Saturday, June 18, 2005 12:01 a.m. EDT
The International Committee of the Red Cross gets special access to prisons around the world as the neutral observer body designated by the Geneva Conventions. But for more than three years now the ICRC has abused that position of trust to wage an unprecedented propaganda war against the United States.
Leaked ICRC reports have described conditions at Guantanamo Bay, Cuba, as "tantamount to torture" because indefinite detention is stressful. And just last month the ICRC's Washington office broke its confidentiality agreement with the U.S. government to fan the flames created by Newsweek's false Quran-abuse story.
Fortunately, Capitol Hill is starting to notice. A study released Monday by the Senate Republican Policy Committee says the ICRC has "lost its way," and suggests annual reviews be conducted by the State, Defense, and Justice Departments to certify that the organization truly adheres to its stated principles of "neutrality, impartiality and humanity."

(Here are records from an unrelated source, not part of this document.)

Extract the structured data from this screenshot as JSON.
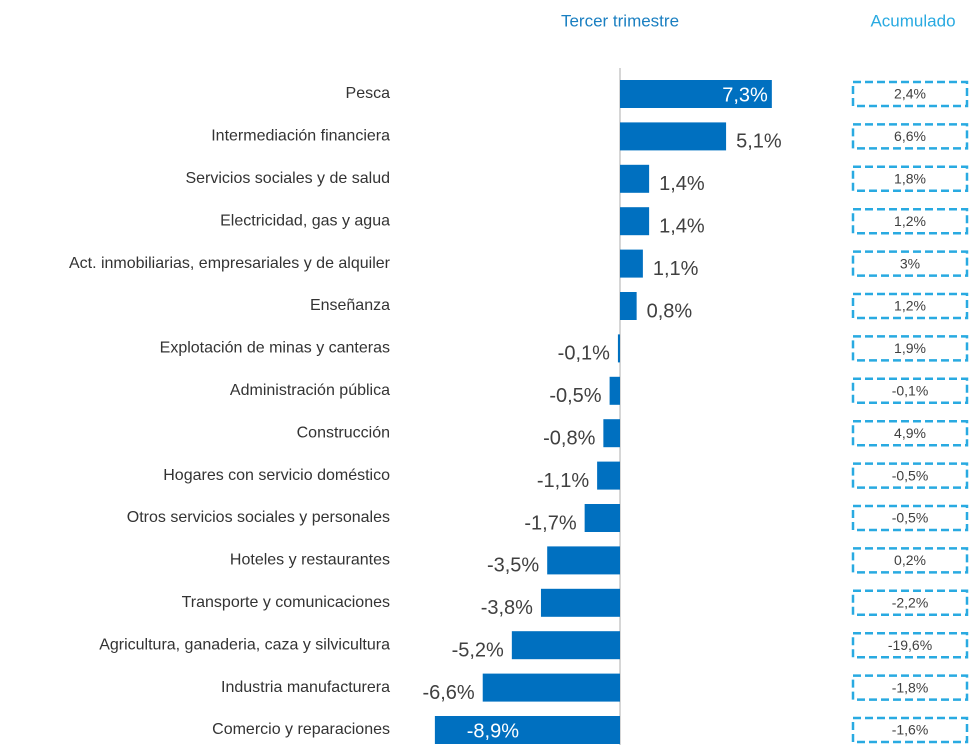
{
  "chart_data": {
    "type": "bar",
    "orientation": "horizontal",
    "categories": [
      "Pesca",
      "Intermediación financiera",
      "Servicios sociales y de salud",
      "Electricidad, gas y agua",
      "Act. inmobiliarias, empresariales y de alquiler",
      "Enseñanza",
      "Explotación de minas y canteras",
      "Administración pública",
      "Construcción",
      "Hogares con servicio doméstico",
      "Otros servicios sociales y personales",
      "Hoteles y restaurantes",
      "Transporte y comunicaciones",
      "Agricultura, ganaderia, caza y silvicultura",
      "Industria manufacturera",
      "Comercio  y reparaciones"
    ],
    "series": [
      {
        "name": "Tercer trimestre",
        "color": "#0070c0",
        "values": [
          7.3,
          5.1,
          1.4,
          1.4,
          1.1,
          0.8,
          -0.1,
          -0.5,
          -0.8,
          -1.1,
          -1.7,
          -3.5,
          -3.8,
          -5.2,
          -6.6,
          -8.9
        ],
        "value_labels": [
          "7,3%",
          "5,1%",
          "1,4%",
          "1,4%",
          "1,1%",
          "0,8%",
          "-0,1%",
          "-0,5%",
          "-0,8%",
          "-1,1%",
          "-1,7%",
          "-3,5%",
          "-3,8%",
          "-5,2%",
          "-6,6%",
          "-8,9%"
        ]
      },
      {
        "name": "Acumulado",
        "color": "#29aae1",
        "values": [
          2.4,
          6.6,
          1.8,
          1.2,
          3,
          1.2,
          1.9,
          -0.1,
          4.9,
          -0.5,
          -0.5,
          0.2,
          -2.2,
          -19.6,
          -1.8,
          -1.6
        ],
        "value_labels": [
          "2,4%",
          "6,6%",
          "1,8%",
          "1,2%",
          "3%",
          "1,2%",
          "1,9%",
          "-0,1%",
          "4,9%",
          "-0,5%",
          "-0,5%",
          "0,2%",
          "-2,2%",
          "-19,6%",
          "-1,8%",
          "-1,6%"
        ]
      }
    ],
    "xlim": [
      -9,
      8
    ]
  }
}
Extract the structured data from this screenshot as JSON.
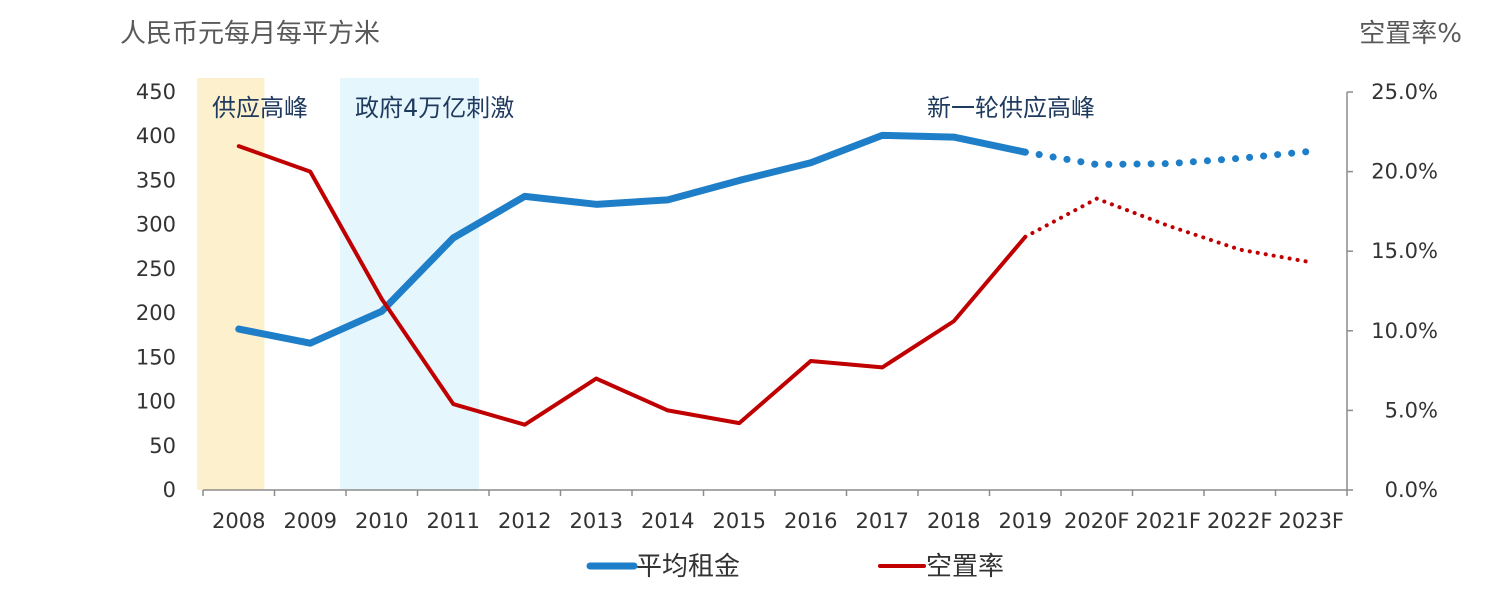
{
  "chart_data": {
    "type": "line",
    "left_axis_title": "人民币元每月每平方米",
    "right_axis_title": "空置率%",
    "categories": [
      "2008",
      "2009",
      "2010",
      "2011",
      "2012",
      "2013",
      "2014",
      "2015",
      "2016",
      "2017",
      "2018",
      "2019",
      "2020F",
      "2021F",
      "2022F",
      "2023F"
    ],
    "y_left": {
      "min": 0,
      "max": 450,
      "ticks": [
        "0",
        "50",
        "100",
        "150",
        "200",
        "250",
        "300",
        "350",
        "400",
        "450"
      ]
    },
    "y_right": {
      "min": 0,
      "max": 25,
      "ticks": [
        "0.0%",
        "5.0%",
        "10.0%",
        "15.0%",
        "20.0%",
        "25.0%"
      ]
    },
    "bands": [
      {
        "label": "供应高峰",
        "from": 2008,
        "to": 2009,
        "color": "#fdf0cd"
      },
      {
        "label": "政府4万亿刺激",
        "from": 2010,
        "to": 2012,
        "color": "#e6f6fd"
      },
      {
        "label": "新一轮供应高峰",
        "from": 2018,
        "to": 2020,
        "color": "#ececec"
      }
    ],
    "series": [
      {
        "name": "平均租金",
        "axis": "left",
        "color": "#1e7fc8",
        "values": [
          182,
          166,
          202,
          285,
          332,
          323,
          328,
          350,
          370,
          401,
          399,
          382,
          368,
          369,
          375,
          383
        ],
        "forecast_from_index": 11
      },
      {
        "name": "空置率",
        "axis": "right",
        "color": "#c00000",
        "values": [
          21.6,
          20.0,
          12.0,
          5.4,
          4.1,
          7.0,
          5.0,
          4.2,
          8.1,
          7.7,
          10.6,
          15.9,
          18.3,
          16.6,
          15.1,
          14.3
        ],
        "forecast_from_index": 11
      }
    ],
    "legend_position": "bottom"
  }
}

In particular, the study raps the ICRC for its efforts to "afford terrorists and insurgents the same rights and privileges as [uniformed] military personnel" by misleadingly pretending that a radical document called Protocol 1 is settled international law. This causes the ICRC to "inaccurately and unfairly accuse the U.S. of not adhering to the Geneva Conventions."
U.S. taxpayers are the largest contributors to the ICRC's budget ($233 million, or 26%, in 2003). They have a right to expect an honest interpretation of the Geneva Conventions for that money, not more leaked reports that will be spun to give aid and comfort to al Qaeda.